Here are a couple of excerpts from a book I recently read, "The Anomaly: A Novel," by Hervé Le Tellier.


Strapped into his seat, Markle pushes both General Electric throttles to the maximum, because damn, what is this bastard! I mean, you might expect doldrums like that on a Rio–Madrid, near the equator, but what the hell’s it doing right up in the North Atlantic? Fuck, this is crazy, we have the most powerful engines around and fantastically supple wings, we can’t just snap in two like some scale model, it’s not possible.

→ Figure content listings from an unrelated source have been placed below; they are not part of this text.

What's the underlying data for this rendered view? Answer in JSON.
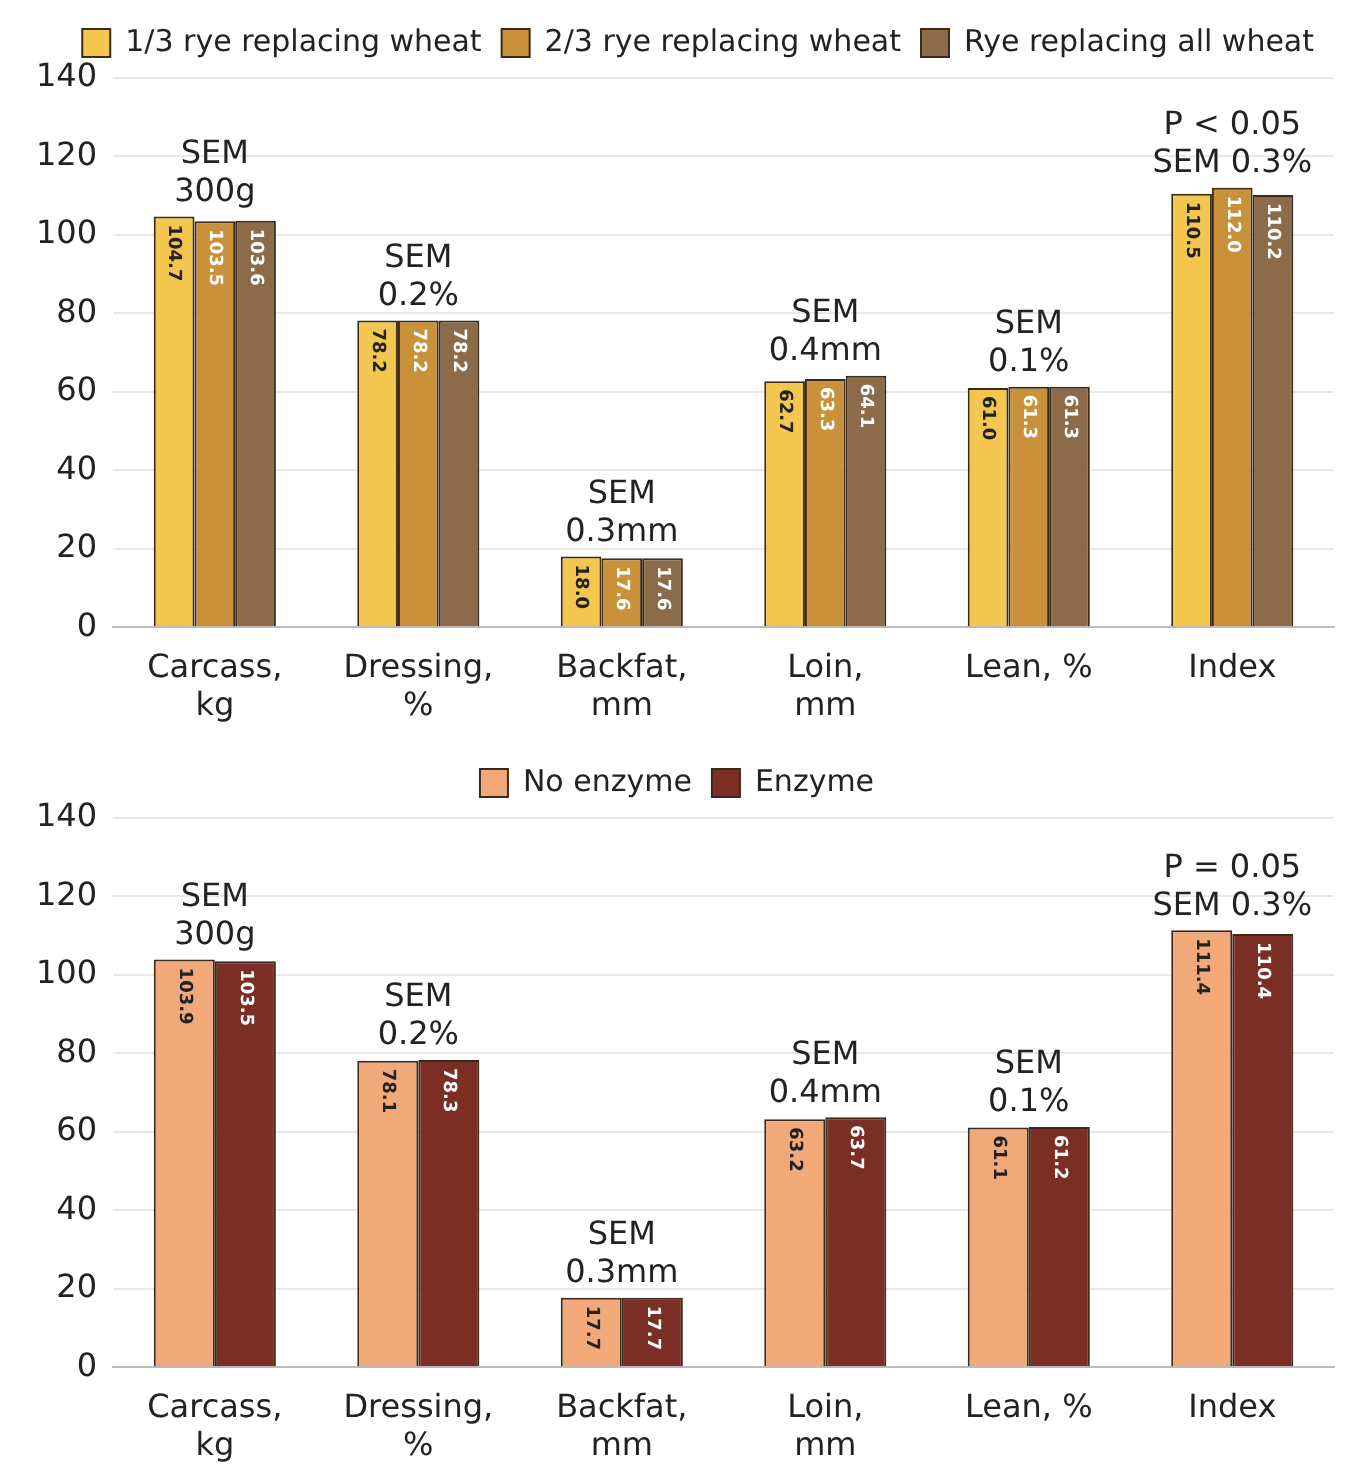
{
  "chart_data": [
    {
      "type": "bar",
      "categories": [
        "Carcass,\nkg",
        "Dressing,\n%",
        "Backfat,\nmm",
        "Loin,\nmm",
        "Lean, %",
        "Index"
      ],
      "series": [
        {
          "name": "1/3 rye replacing wheat",
          "color": "#f3c64f",
          "values": [
            104.7,
            78.2,
            18.0,
            62.7,
            61.0,
            110.5
          ],
          "value_labels": [
            "104.7",
            "78.2",
            "18.0",
            "62.7",
            "61.0",
            "110.5"
          ]
        },
        {
          "name": "2/3 rye replacing wheat",
          "color": "#c8913a",
          "values": [
            103.5,
            78.2,
            17.6,
            63.3,
            61.3,
            112.0
          ],
          "value_labels": [
            "103.5",
            "78.2",
            "17.6",
            "63.3",
            "61.3",
            "112.0"
          ]
        },
        {
          "name": "Rye replacing all wheat",
          "color": "#8b6b4a",
          "values": [
            103.6,
            78.2,
            17.6,
            64.1,
            61.3,
            110.2
          ],
          "value_labels": [
            "103.6",
            "78.2",
            "17.6",
            "64.1",
            "61.3",
            "110.2"
          ]
        }
      ],
      "ylim": [
        0,
        140
      ],
      "yticks": [
        0,
        20,
        40,
        60,
        80,
        100,
        120,
        140
      ],
      "grid": "y",
      "legend": "top right",
      "annotations": [
        {
          "text": "SEM\n300g",
          "x": "Carcass,\nkg",
          "y": 104.7
        },
        {
          "text": "SEM\n0.2%",
          "x": "Dressing,\n%",
          "y": 78.2
        },
        {
          "text": "SEM\n0.3mm",
          "x": "Backfat,\nmm",
          "y": 18.0
        },
        {
          "text": "SEM\n0.4mm",
          "x": "Loin,\nmm",
          "y": 64.1
        },
        {
          "text": "SEM\n0.1%",
          "x": "Lean, %",
          "y": 61.3
        },
        {
          "text": "P < 0.05\nSEM 0.3%",
          "x": "Index",
          "y": 112.0
        }
      ]
    },
    {
      "type": "bar",
      "categories": [
        "Carcass,\nkg",
        "Dressing,\n%",
        "Backfat,\nmm",
        "Loin,\nmm",
        "Lean, %",
        "Index"
      ],
      "series": [
        {
          "name": "No enzyme",
          "color": "#f2a97a",
          "values": [
            103.9,
            78.1,
            17.7,
            63.2,
            61.1,
            111.4
          ],
          "value_labels": [
            "103.9",
            "78.1",
            "17.7",
            "63.2",
            "61.1",
            "111.4"
          ]
        },
        {
          "name": "Enzyme",
          "color": "#7b2f24",
          "values": [
            103.5,
            78.3,
            17.7,
            63.7,
            61.2,
            110.4
          ],
          "value_labels": [
            "103.5",
            "78.3",
            "17.7",
            "63.7",
            "61.2",
            "110.4"
          ]
        }
      ],
      "ylim": [
        0,
        140
      ],
      "yticks": [
        0,
        20,
        40,
        60,
        80,
        100,
        120,
        140
      ],
      "grid": "y",
      "legend": "top",
      "annotations": [
        {
          "text": "SEM\n300g",
          "x": "Carcass,\nkg",
          "y": 103.9
        },
        {
          "text": "SEM\n0.2%",
          "x": "Dressing,\n%",
          "y": 78.3
        },
        {
          "text": "SEM\n0.3mm",
          "x": "Backfat,\nmm",
          "y": 17.7
        },
        {
          "text": "SEM\n0.4mm",
          "x": "Loin,\nmm",
          "y": 63.7
        },
        {
          "text": "SEM\n0.1%",
          "x": "Lean, %",
          "y": 61.2
        },
        {
          "text": "P = 0.05\nSEM 0.3%",
          "x": "Index",
          "y": 111.4
        }
      ]
    }
  ]
}
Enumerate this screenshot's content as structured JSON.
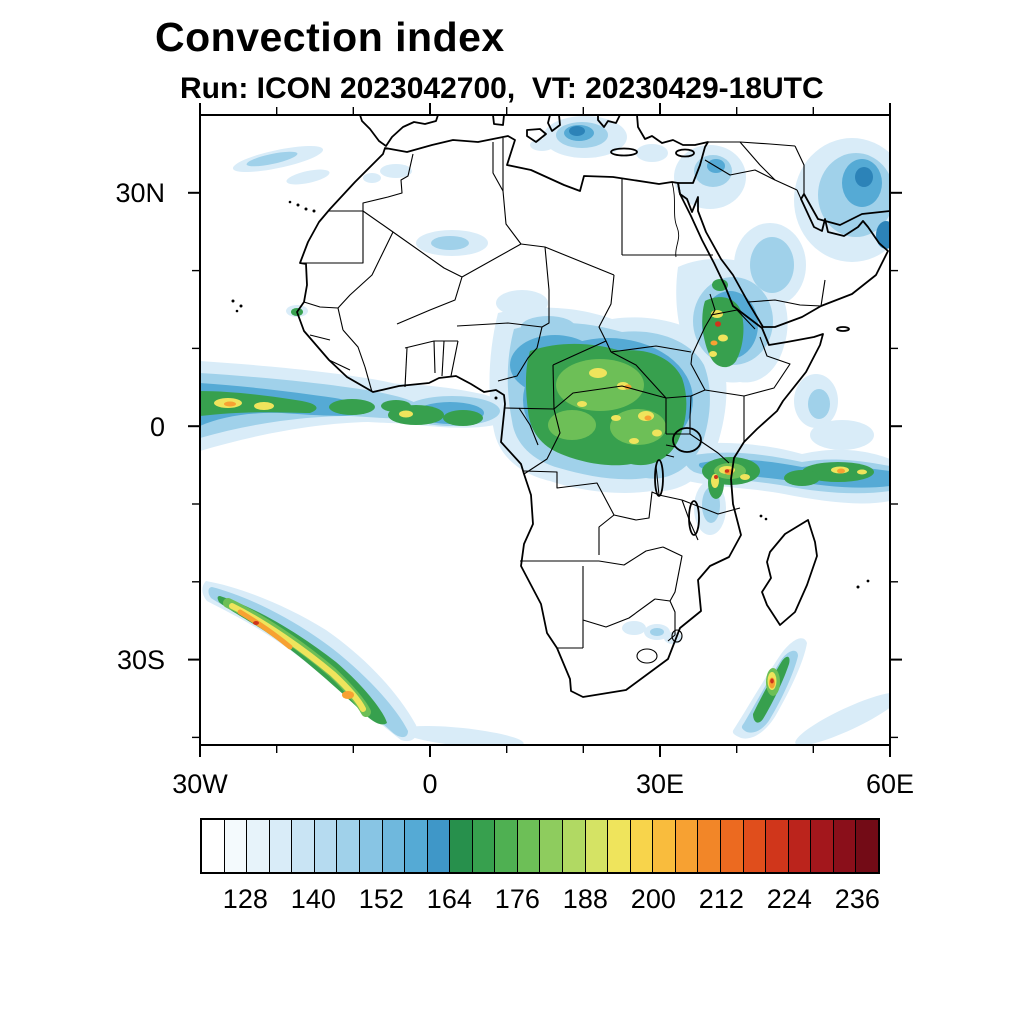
{
  "header": {
    "title": "Convection index",
    "subtitle": "Run: ICON 2023042700,  VT: 20230429-18UTC"
  },
  "axes": {
    "y_labels": [
      "30N",
      "0",
      "30S"
    ],
    "x_labels": [
      "30W",
      "0",
      "30E",
      "60E"
    ]
  },
  "chart_data": {
    "type": "heatmap",
    "title": "Convection index",
    "model": "ICON",
    "run": "2023042700",
    "valid_time": "20230429-18UTC",
    "x_axis": {
      "tick_labels": [
        "30W",
        "0",
        "30E",
        "60E"
      ],
      "lon_range_deg": [
        -30,
        60
      ],
      "minor_tick_interval_deg": 10
    },
    "y_axis": {
      "tick_labels": [
        "30N",
        "0",
        "30S"
      ],
      "lat_range_deg": [
        -41,
        40
      ],
      "minor_tick_interval_deg": 10
    },
    "grid": "off",
    "projection": "lat-lon map of Africa with country borders",
    "colorbar": {
      "min": 120,
      "max": 240,
      "step": 4,
      "tick_labels": [
        128,
        140,
        152,
        164,
        176,
        188,
        200,
        212,
        224,
        236
      ],
      "colors": [
        "#ffffff",
        "#f4fafd",
        "#e7f3fa",
        "#d9ecf8",
        "#c9e4f4",
        "#b6dbf0",
        "#a0d1ea",
        "#88c5e4",
        "#6fb8dd",
        "#55aad5",
        "#3f97c8",
        "#27904c",
        "#37a04e",
        "#4fb052",
        "#6dbf57",
        "#8ecc5e",
        "#b1d963",
        "#d5e364",
        "#efe45c",
        "#f8d44b",
        "#f9bc3d",
        "#f7a132",
        "#f28628",
        "#ec6a20",
        "#e04e1c",
        "#d0361b",
        "#bb241c",
        "#a3171c",
        "#8a0f1a",
        "#730b16"
      ]
    },
    "regions": [
      {
        "name": "Atlantic ITCZ band off West Africa",
        "lon_extent": [
          -31,
          2
        ],
        "lat_extent": [
          -2,
          6
        ],
        "peak_index": 208
      },
      {
        "name": "Gulf of Guinea coastal band",
        "lon_extent": [
          -6,
          10
        ],
        "lat_extent": [
          0,
          6
        ],
        "peak_index": 196
      },
      {
        "name": "Congo Basin and Cameroon",
        "lon_extent": [
          10,
          33
        ],
        "lat_extent": [
          -9,
          13
        ],
        "peak_index": 212
      },
      {
        "name": "Ethiopian Highlands",
        "lon_extent": [
          33,
          42
        ],
        "lat_extent": [
          5,
          15
        ],
        "peak_index": 224
      },
      {
        "name": "Southern Red Sea / SW Arabia",
        "lon_extent": [
          38,
          48
        ],
        "lat_extent": [
          12,
          25
        ],
        "peak_index": 160
      },
      {
        "name": "SE Arabia / Gulf region",
        "lon_extent": [
          50,
          60
        ],
        "lat_extent": [
          18,
          36
        ],
        "peak_index": 168
      },
      {
        "name": "Central Mediterranean",
        "lon_extent": [
          14,
          22
        ],
        "lat_extent": [
          35,
          40
        ],
        "peak_index": 172
      },
      {
        "name": "East Mediterranean / Turkey / Cyprus",
        "lon_extent": [
          30,
          42
        ],
        "lat_extent": [
          32,
          40
        ],
        "peak_index": 164
      },
      {
        "name": "Subtropical NE Atlantic streaks",
        "lon_extent": [
          -28,
          -14
        ],
        "lat_extent": [
          30,
          38
        ],
        "peak_index": 148
      },
      {
        "name": "Sahara isolated patches",
        "lon_extent": [
          -5,
          8
        ],
        "lat_extent": [
          20,
          28
        ],
        "peak_index": 148
      },
      {
        "name": "SW Indian Ocean band",
        "lon_extent": [
          32,
          60
        ],
        "lat_extent": [
          -10,
          -3
        ],
        "peak_index": 220
      },
      {
        "name": "South Atlantic frontal streak",
        "lon_extent": [
          -29,
          -4
        ],
        "lat_extent": [
          -40,
          -21
        ],
        "peak_index": 216
      },
      {
        "name": "Streak southeast of Madagascar",
        "lon_extent": [
          39,
          49
        ],
        "lat_extent": [
          -41,
          -27
        ],
        "peak_index": 220
      },
      {
        "name": "South Africa interior cells",
        "lon_extent": [
          24,
          32
        ],
        "lat_extent": [
          -31,
          -25
        ],
        "peak_index": 152
      }
    ]
  }
}
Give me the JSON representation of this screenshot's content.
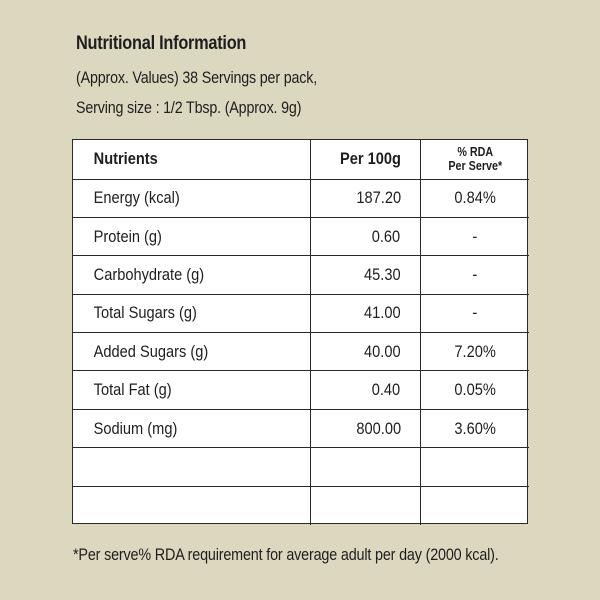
{
  "title": "Nutritional Information",
  "subtitle_line1": "(Approx. Values) 38 Servings per pack,",
  "subtitle_line2": "Serving size : 1/2 Tbsp. (Approx. 9g)",
  "table": {
    "headers": {
      "nutrients": "Nutrients",
      "per100g": "Per 100g",
      "rda_line1": "% RDA",
      "rda_line2": "Per Serve*"
    },
    "rows": [
      {
        "nutrient": "Energy (kcal)",
        "per100g": "187.20",
        "rda": "0.84%"
      },
      {
        "nutrient": "Protein (g)",
        "per100g": "0.60",
        "rda": "-"
      },
      {
        "nutrient": "Carbohydrate (g)",
        "per100g": "45.30",
        "rda": "-"
      },
      {
        "nutrient": "Total Sugars (g)",
        "per100g": "41.00",
        "rda": "-"
      },
      {
        "nutrient": "Added Sugars (g)",
        "per100g": "40.00",
        "rda": "7.20%"
      },
      {
        "nutrient": "Total Fat (g)",
        "per100g": "0.40",
        "rda": "0.05%"
      },
      {
        "nutrient": "Sodium (mg)",
        "per100g": "800.00",
        "rda": "3.60%"
      },
      {
        "nutrient": "",
        "per100g": "",
        "rda": ""
      },
      {
        "nutrient": "",
        "per100g": "",
        "rda": ""
      }
    ]
  },
  "footnote": "*Per serve% RDA requirement for average adult per day (2000 kcal).",
  "colors": {
    "background": "#dcd8c0",
    "table_background": "#ffffff",
    "text": "#1e1e1e"
  }
}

We got out of fixes dozens of times on the simulators, with engine failures, depressurizations, onboard computers dying on us…shit, we can’t screw it up in real life. Markle doesn’t think about his kids, or his wife, not yet, it may even be that pilots always die before they have time to watch their life flash before their eyes, and Markle is definitely not thinking of the passengers; right now, he’s just trying to save this big, very heavy, and very clumsy Boeing, so he goes through procedures he’s learned by heart and repeated over and over; he puts his faith in reflexes and his twenty years of experience. But it’s still a hell of a thing.



“Do you think you felt the exact moment of what some people are calling ‘divergence,’ or more recently the ‘anomaly’?” 

“Of course, like everyone else on the plane. The turbulence stopped and the sun came streaming into the cabin. That last sentence is also the definition of Prozac.”